Freehold has taken action to address immigration issue

Guest Column


The recent attack on me in this space (“Mayor’s Missteps Over Years Have Hurt Freehold Borough,” Your Turn, News Transcript, Nov. 7, 2007) came from 200 miles away, from a disgruntled former resident who, though he left our hometown many years ago, continues to meddle in its affairs from afar to advance the cause of his larger political agenda. But it was so personal and so wrongheaded that I felt it required a response.

All of Richard Kelsey’s criticisms of me as mayor seem to center around the one issue that has plagued our town more than any other over the last decade: the impact of illegal immigration. We all agree that our town has borne an unfair share of the burden of this national problem. Where we disagree is on what we can do about it.

Illegal immigration is a national problem that the federal government has shamefully ignored, leaving local governments like ours to wrestle with the consequences. We here in Freehold Borough have learned some very hard lessons about what we can and cannot do about it.

We can, and we have:

• enacted strict rental property ordinances.

• increased fines for code violations.

• commenced systematic annual inspections of every rental unit in the borough.

• purchased software to track rental properties and code violations.

We cannot:

• deny an education to children who are here illegally, or whose parents are here illegally.

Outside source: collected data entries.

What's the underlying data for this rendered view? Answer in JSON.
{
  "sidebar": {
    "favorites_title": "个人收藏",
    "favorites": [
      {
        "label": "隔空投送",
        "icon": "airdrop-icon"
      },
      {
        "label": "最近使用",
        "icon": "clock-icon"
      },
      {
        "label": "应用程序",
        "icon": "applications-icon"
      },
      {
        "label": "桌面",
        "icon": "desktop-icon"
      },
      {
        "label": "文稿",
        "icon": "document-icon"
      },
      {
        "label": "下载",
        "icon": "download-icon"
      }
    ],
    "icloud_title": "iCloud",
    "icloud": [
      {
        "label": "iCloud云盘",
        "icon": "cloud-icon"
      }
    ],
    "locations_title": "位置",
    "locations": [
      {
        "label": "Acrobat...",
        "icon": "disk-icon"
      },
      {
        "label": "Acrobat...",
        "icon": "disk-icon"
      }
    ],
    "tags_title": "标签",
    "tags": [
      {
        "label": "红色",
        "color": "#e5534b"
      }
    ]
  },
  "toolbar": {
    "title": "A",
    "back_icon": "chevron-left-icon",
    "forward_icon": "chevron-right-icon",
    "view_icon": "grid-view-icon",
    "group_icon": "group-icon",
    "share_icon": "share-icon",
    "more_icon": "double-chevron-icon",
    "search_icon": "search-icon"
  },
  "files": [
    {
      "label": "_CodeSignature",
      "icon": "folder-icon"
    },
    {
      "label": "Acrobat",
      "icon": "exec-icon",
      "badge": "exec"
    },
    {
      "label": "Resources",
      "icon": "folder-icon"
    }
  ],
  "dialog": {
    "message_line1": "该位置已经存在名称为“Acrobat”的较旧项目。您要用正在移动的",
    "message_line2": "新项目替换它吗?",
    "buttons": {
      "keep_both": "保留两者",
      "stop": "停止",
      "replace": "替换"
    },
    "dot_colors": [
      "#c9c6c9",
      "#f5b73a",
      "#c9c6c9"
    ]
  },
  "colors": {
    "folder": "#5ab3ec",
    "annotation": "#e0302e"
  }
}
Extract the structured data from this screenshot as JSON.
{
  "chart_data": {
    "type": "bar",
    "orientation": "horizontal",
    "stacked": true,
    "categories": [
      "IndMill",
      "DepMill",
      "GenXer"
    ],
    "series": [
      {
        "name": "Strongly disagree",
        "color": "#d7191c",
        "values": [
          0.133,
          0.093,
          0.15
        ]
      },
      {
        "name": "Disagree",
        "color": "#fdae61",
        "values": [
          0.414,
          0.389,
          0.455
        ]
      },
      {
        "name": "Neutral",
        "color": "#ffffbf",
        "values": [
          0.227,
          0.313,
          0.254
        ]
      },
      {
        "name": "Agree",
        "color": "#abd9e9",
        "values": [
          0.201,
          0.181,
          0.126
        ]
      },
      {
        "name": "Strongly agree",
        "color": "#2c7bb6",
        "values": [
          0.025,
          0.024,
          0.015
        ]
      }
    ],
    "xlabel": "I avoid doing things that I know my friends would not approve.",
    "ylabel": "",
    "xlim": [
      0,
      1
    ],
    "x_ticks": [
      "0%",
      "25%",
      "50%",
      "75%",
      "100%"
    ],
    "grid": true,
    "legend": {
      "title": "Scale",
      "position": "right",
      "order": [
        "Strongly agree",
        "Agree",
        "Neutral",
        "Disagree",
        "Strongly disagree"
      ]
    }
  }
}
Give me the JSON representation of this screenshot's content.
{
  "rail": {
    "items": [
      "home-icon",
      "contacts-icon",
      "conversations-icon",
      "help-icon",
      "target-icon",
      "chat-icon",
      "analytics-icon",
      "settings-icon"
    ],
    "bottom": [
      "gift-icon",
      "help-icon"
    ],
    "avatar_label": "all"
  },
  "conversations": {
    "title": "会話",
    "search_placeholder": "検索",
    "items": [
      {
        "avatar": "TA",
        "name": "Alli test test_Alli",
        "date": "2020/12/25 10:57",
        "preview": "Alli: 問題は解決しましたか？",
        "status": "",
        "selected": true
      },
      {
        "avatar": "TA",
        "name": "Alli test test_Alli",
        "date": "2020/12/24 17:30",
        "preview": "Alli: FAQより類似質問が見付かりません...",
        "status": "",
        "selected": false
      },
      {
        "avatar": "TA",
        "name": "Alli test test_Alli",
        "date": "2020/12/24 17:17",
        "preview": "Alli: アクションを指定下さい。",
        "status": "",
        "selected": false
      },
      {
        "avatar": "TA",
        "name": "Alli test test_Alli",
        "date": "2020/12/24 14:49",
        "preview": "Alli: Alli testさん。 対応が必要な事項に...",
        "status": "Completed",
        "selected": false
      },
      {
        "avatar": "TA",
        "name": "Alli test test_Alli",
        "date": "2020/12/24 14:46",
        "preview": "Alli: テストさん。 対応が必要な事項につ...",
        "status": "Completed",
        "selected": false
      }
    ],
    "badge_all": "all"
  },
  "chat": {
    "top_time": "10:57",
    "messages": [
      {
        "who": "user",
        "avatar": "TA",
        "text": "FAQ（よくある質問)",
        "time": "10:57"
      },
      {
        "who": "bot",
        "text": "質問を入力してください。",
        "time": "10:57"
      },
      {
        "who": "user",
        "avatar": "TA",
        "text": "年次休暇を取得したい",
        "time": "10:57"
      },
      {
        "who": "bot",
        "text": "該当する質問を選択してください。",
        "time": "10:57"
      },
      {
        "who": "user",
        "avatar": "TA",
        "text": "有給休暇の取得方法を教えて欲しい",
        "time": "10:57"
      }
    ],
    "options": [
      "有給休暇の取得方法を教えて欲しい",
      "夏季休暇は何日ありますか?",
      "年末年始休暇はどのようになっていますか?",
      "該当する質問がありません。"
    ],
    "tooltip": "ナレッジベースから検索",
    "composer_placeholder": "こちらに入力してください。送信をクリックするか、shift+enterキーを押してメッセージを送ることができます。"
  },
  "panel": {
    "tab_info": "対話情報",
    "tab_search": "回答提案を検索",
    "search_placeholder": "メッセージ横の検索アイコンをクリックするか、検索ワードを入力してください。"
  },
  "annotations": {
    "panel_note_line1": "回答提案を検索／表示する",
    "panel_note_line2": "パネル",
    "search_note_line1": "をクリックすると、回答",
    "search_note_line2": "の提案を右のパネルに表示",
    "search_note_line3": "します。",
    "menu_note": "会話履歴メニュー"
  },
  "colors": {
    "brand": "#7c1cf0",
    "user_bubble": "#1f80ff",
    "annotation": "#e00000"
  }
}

• arrest someone for loitering or soliciting work.

• arrest people suspected of being illegal immigrants and turn them over for deportation.

All of those actions are against the law. Mr. Kelsey is an attorney and I would think he would be aware of the laws of the United States and of New Jersey. I would like to pose to him a question that anti-immigration activists often ask: What part of “illegal” don’t you understand? His argument is with the U.S. Constitution, the U.S. Supreme Court, the U.S. Congress and the U.S. president, not with the governing body of the borough of Freehold.

Continuing rhetoric like his shows that he is willing to do precisely what the outside pro-immigrant forces have also long done: use our town to advance a larger political agenda. He and his law firm met with the governing body and encouraged the borough to pursue an impractical lawsuit against the federal government that would bankrupt us, but would assure his own personal publicity as a national voice on the immigration issue.

And since he was quick to bring up my job with the Turnpike Authority, for which I am eminently qualified and which I took several years ago after working in the real estate industry for decades, let me remind him of the political patronage jobs he held with the Republican-run county government.

He points out that the shoes I inherited 22 years ago when I became mayor were very big ones, and I agree. My predecessors, Jack McGackin and Roger Kane, were great mayors.

Like everyone else, Mr. Kelsey is certainly entitled to his opinion about how well I’ve filled those shoes. But at least I stepped into them, and have done my best to do the right thing for our hometown, a place I love, have never left, and will always fight for. I didn’t walk away from those shoes, and our town, the way he did. And I never will.

Michael Wilson is the mayor of Freehold Borough.